Maree Crabbe says the problem we confront goes beyond the pernicious influence of online pornography.Credit:Damian White

“Whether it is in Parliament House or people’s bedrooms, in universities or whatever setting, we have a real problem with gender inequality and that’s the driver of violence against women. So you can’t just talk in the school classroom about equality and respect and need for consent in sexual contexts. We need those messages to be conveyed right across our culture,” says Crabbe.

“The cultural context doesn’t always nurture young men to be healthy, whole, respectful and generous human beings. Young men talk about the pressure from their peers to keep silent, to live up to expectations around being sexually experienced and being tough.

“Meanwhile, young women bear the brunt of all of this and while society suggests that they just say ‘No’, we need to remember their cultural context and the messages given to them about being agreeable and pleasing and not ‘difficult’ and ‘frigid’ in a sexual context.”

Crabbe is calling for a national conversation about “enthusiastic consent”: which means more than just agreeing or acquiescing to pressure or expectations. It means engaging in sexual acts because the participants really want to. “We need to help young people aspire to a model of sexuality that is positive, fulfilling and joyful because the priority for everybody involved in a sexual interaction is to ensure the enthusiasm and enjoyment of everyone else.”

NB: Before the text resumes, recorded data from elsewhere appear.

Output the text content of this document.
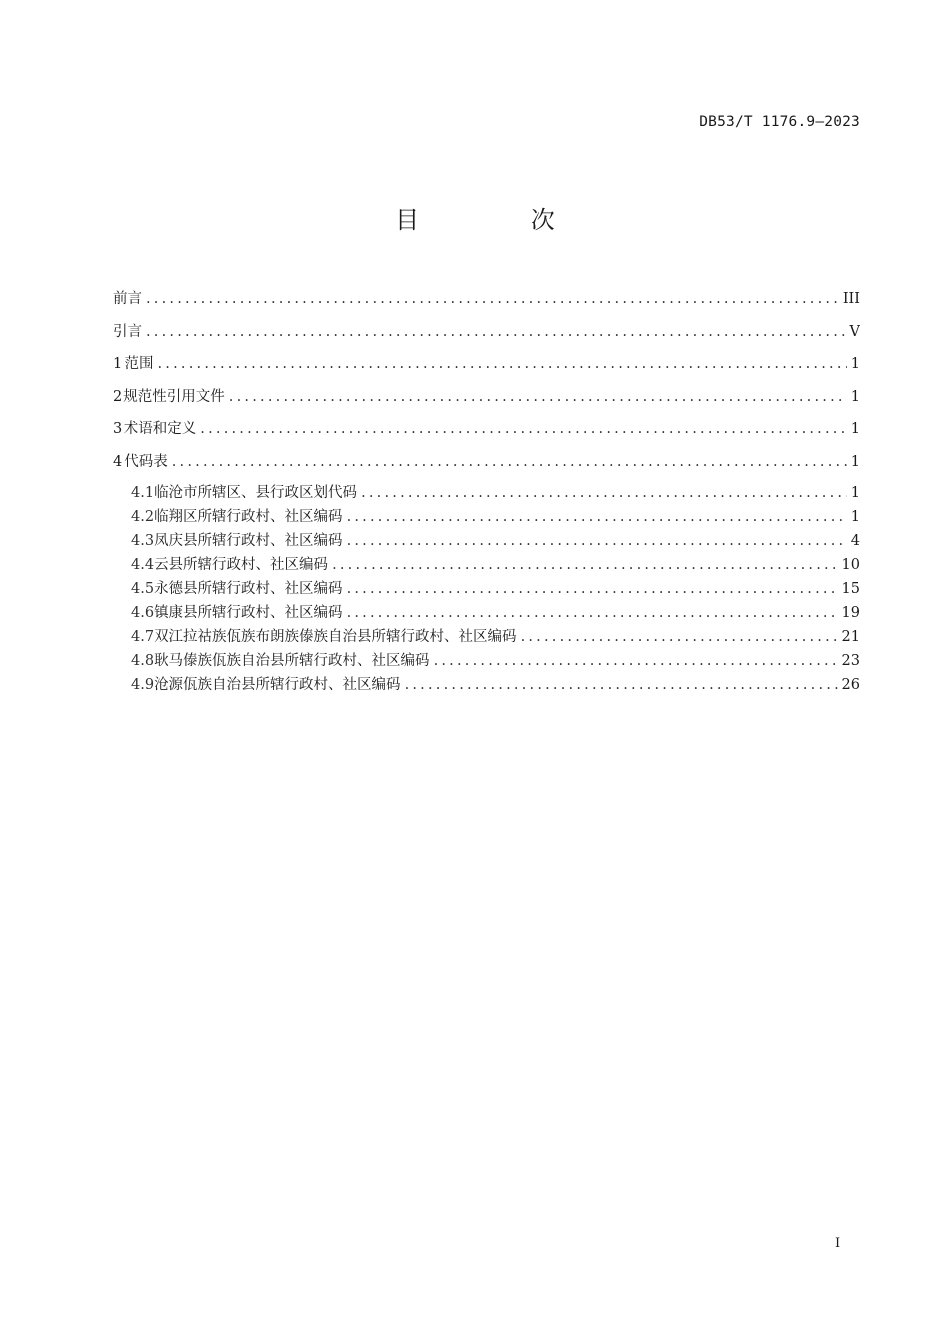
DB53/T 1176.9—2023
目 次
前言 .....	III
引言 .....	V
1 范围 .....	1
2 规范性引用文件 .....	1
3 术语和定义 .....	1
4 代码表 .....	1
4.1 临沧市所辖区、县行政区划代码 .....	1
4.2 临翔区所辖行政村、社区编码 .....	1
4.3 凤庆县所辖行政村、社区编码 .....	4
4.4 云县所辖行政村、社区编码 .....	10
4.5 永德县所辖行政村、社区编码 .....	15
4.6 镇康县所辖行政村、社区编码 .....	19
4.7 双江拉祜族佤族布朗族傣族自治县所辖行政村、社区编码 .....	21
4.8 耿马傣族佤族自治县所辖行政村、社区编码 .....	23
4.9 沧源佤族自治县所辖行政村、社区编码 .....	26
I
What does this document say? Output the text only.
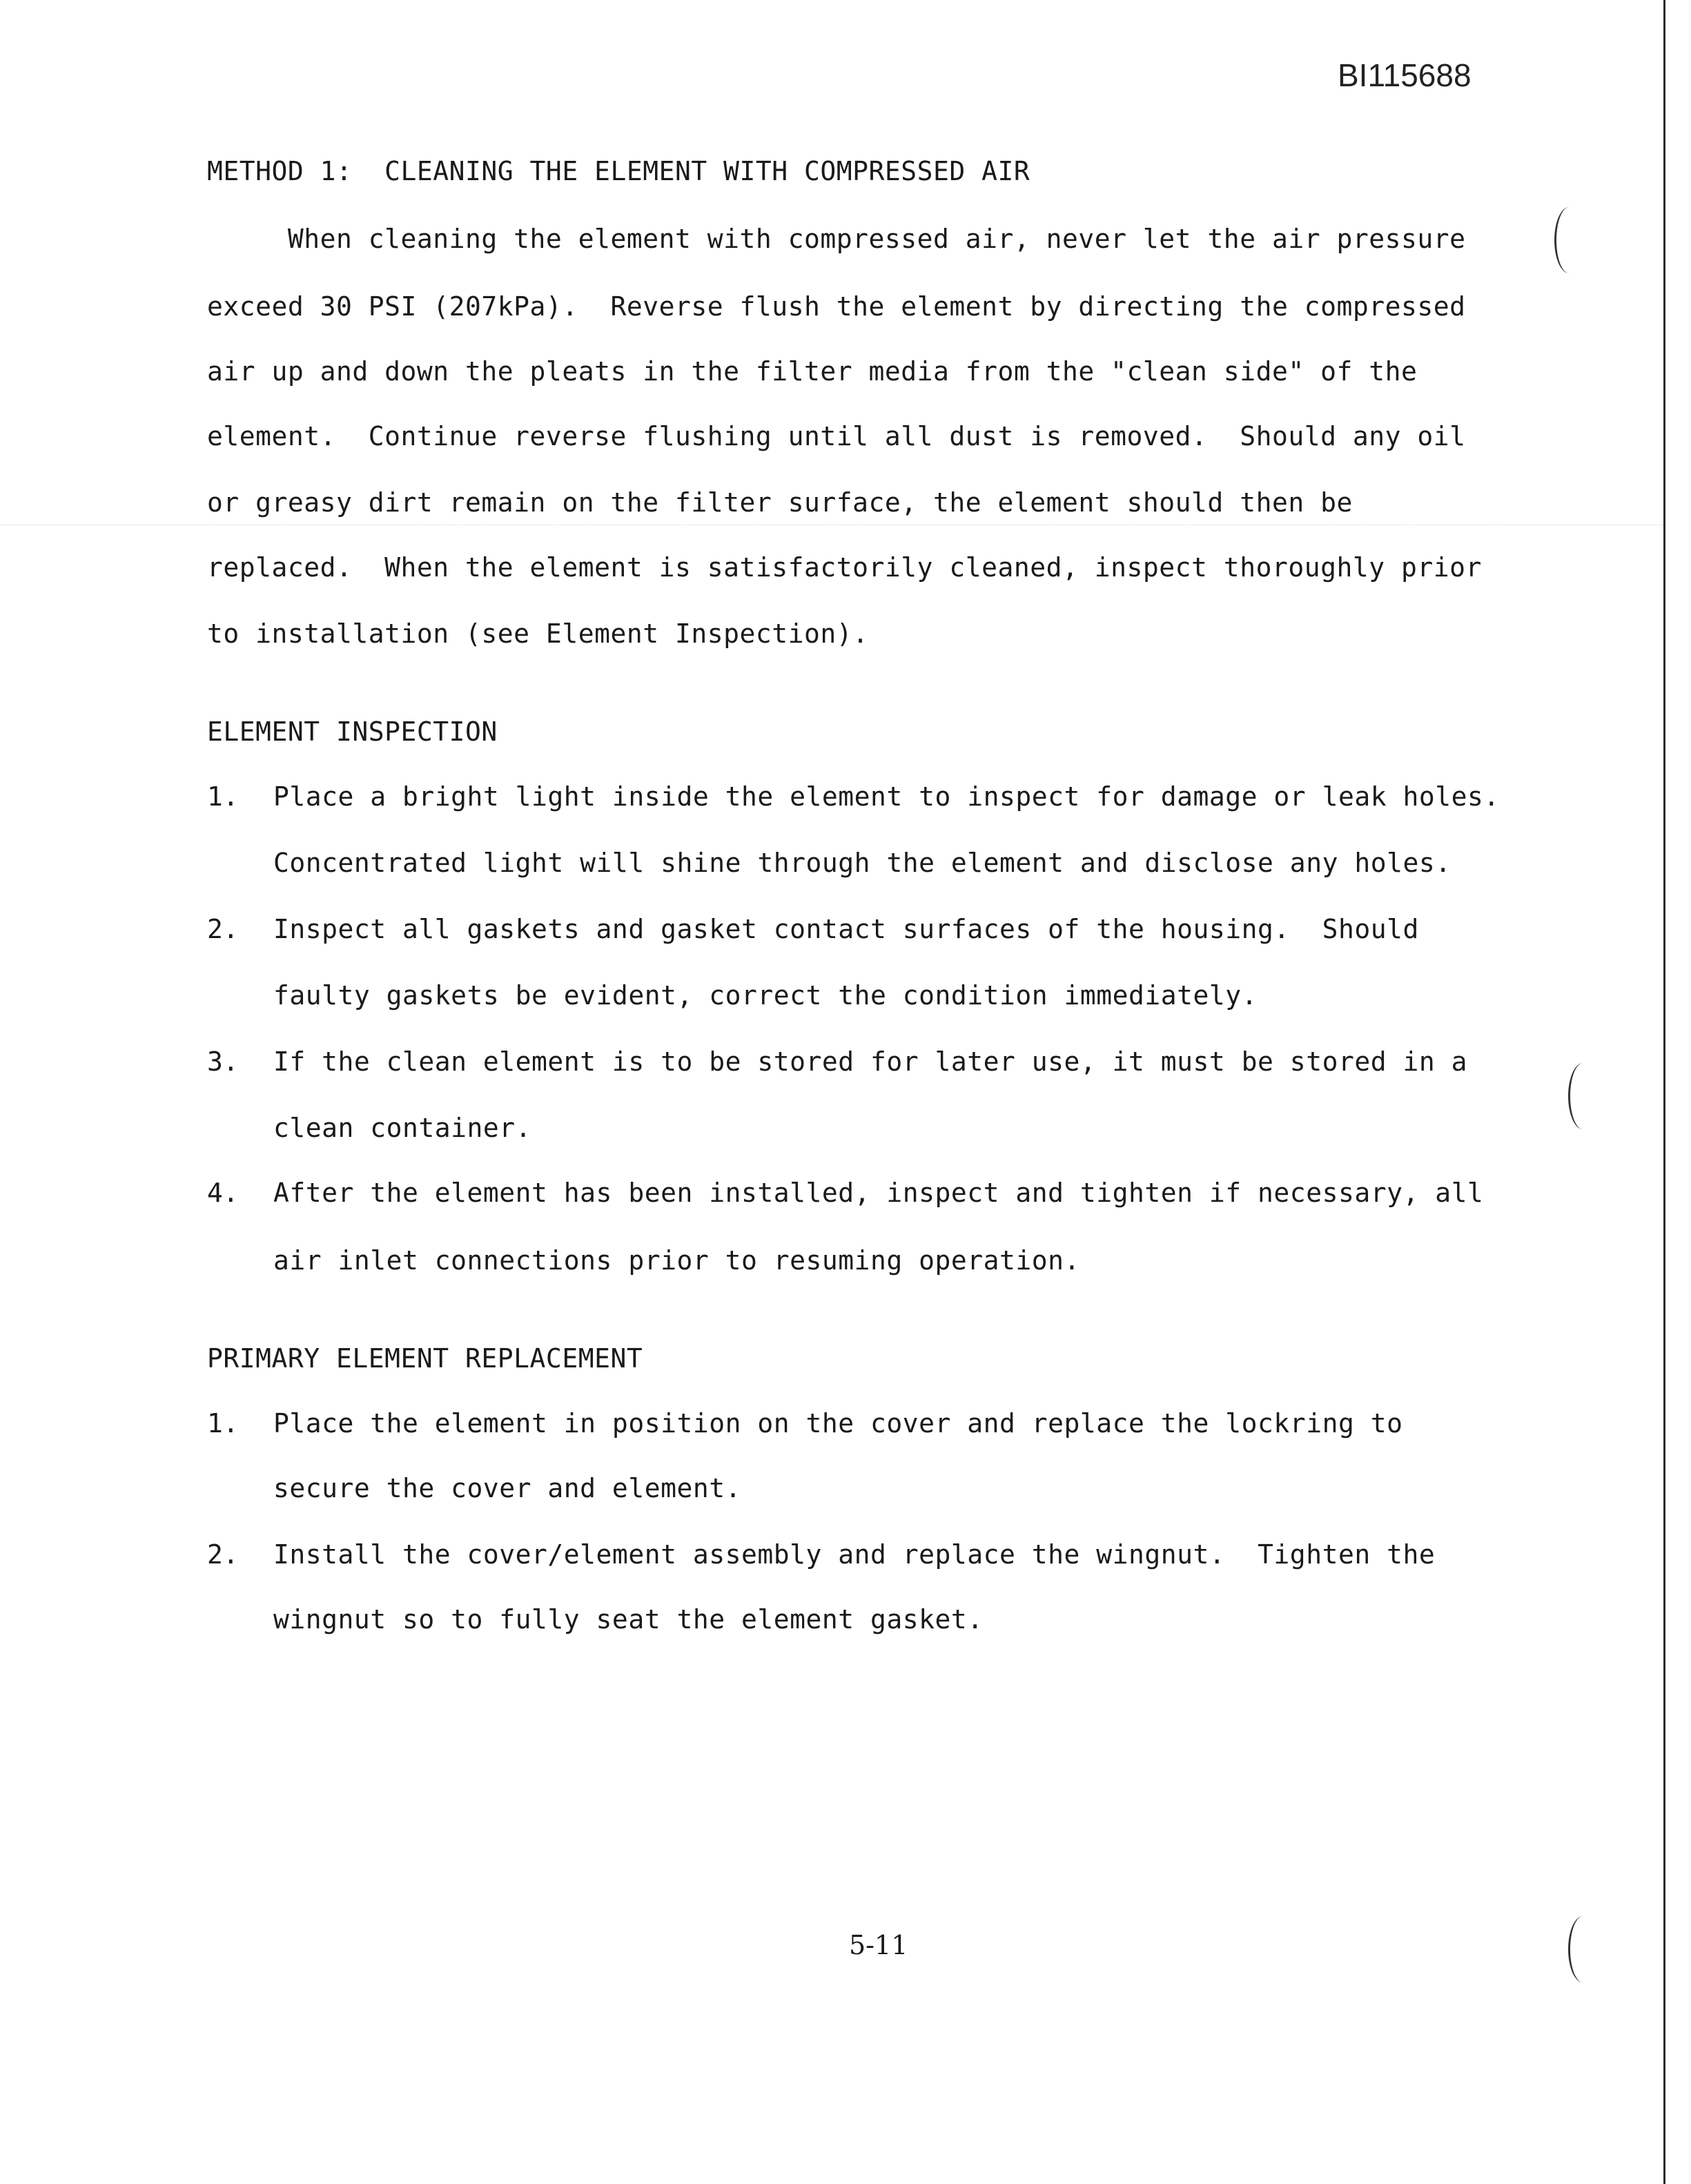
BI115688
METHOD 1:  CLEANING THE ELEMENT WITH COMPRESSED AIR
When cleaning the element with compressed air, never let the air pressure
exceed 30 PSI (207kPa).  Reverse flush the element by directing the compressed
air up and down the pleats in the filter media from the "clean side" of the
element.  Continue reverse flushing until all dust is removed.  Should any oil
or greasy dirt remain on the filter surface, the element should then be
replaced.  When the element is satisfactorily cleaned, inspect thoroughly prior
to installation (see Element Inspection).
ELEMENT INSPECTION
1. Place a bright light inside the element to inspect for damage or leak holes.
Concentrated light will shine through the element and disclose any holes.
2. Inspect all gaskets and gasket contact surfaces of the housing.  Should
faulty gaskets be evident, correct the condition immediately.
3. If the clean element is to be stored for later use, it must be stored in a
clean container.
4. After the element has been installed, inspect and tighten if necessary, all
air inlet connections prior to resuming operation.
PRIMARY ELEMENT REPLACEMENT
1. Place the element in position on the cover and replace the lockring to
secure the cover and element.
2. Install the cover/element assembly and replace the wingnut.  Tighten the
wingnut so to fully seat the element gasket.
5-11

Although the criminal justice system continues to fail sexual crimes complainants, it is important to note there have been significant improvements. Police in some states now have specialist teams dealing with rape allegations, there are one-stop shops set up for victims, and complainants nationally can choose to give evidence via video. Judges are allowed to direct juries on some stereotypes and misconceptions about sex crimes.

When I asked the Victorian and NSW Police about what their message to victims was this week, they encouraged people to come forward. “Our message to victims is that you will be listened to,” a Victoria Police spokesperson said. The NSW police encouraged victims to keep reporting, even if they didn’t want to continue with a complaint, pointing to a recent case of one alleged rapist, now before the courts, who was only charged because police joined the dots between five similar but separate complaints.

But advocates such as Burgin are pushing for changes to how the law deals with consent. Tasmania, says Burgin, is the only state with the “gold star” standard of affirmative consent embedded in law. This means that if an alleged rapist wants to rely on the defence that he reasonably believed he had consent, he must prove steps were taken to ascertain consent.

Victoria has these steps in its laws but they are not compulsory, and a recent NSW Law Reform Commission report failed to recommend that the law be changed in that state for embedded affirmative consent. ”We can tinker at the sides of the criminal justice system forever but we won’t see any substantial change or reform until we shift the focus to what the accused did to ensure they had free consent,” says Burgin.

Besides Uncle Vernon, this week I was also thinking about Helen Garner, who so enraged feminists when she fretted about the actions of University of Melbourne sexual harassment victims in her 1995 book The First Stone. What did she make of all of this?

She emailed me that she felt deeply for the women. “I know from what certain women dear to me have told me that though a woman may be a ‘survivor’ of rape, in the depths of her psyche she is irreparably wounded. And as for allegations that surface decades later which some people would prefer to brush aside, I can’t help thinking about a very old saying: ‘The mills of the gods grind slow, but they grind exceeding small’.”

Women won’t just pack up their placards and return peacefully to their lives. Each woman like “Sarah” – and there are thousands – is at her own point in dealing with the past. She is peeling away the shame that is not hers and finding her own reserves of courage to bring these things to the surface – or to let them lie.

Some women are seeking justice. Some just want to be heard. But all want to take back the power – to make the story their own.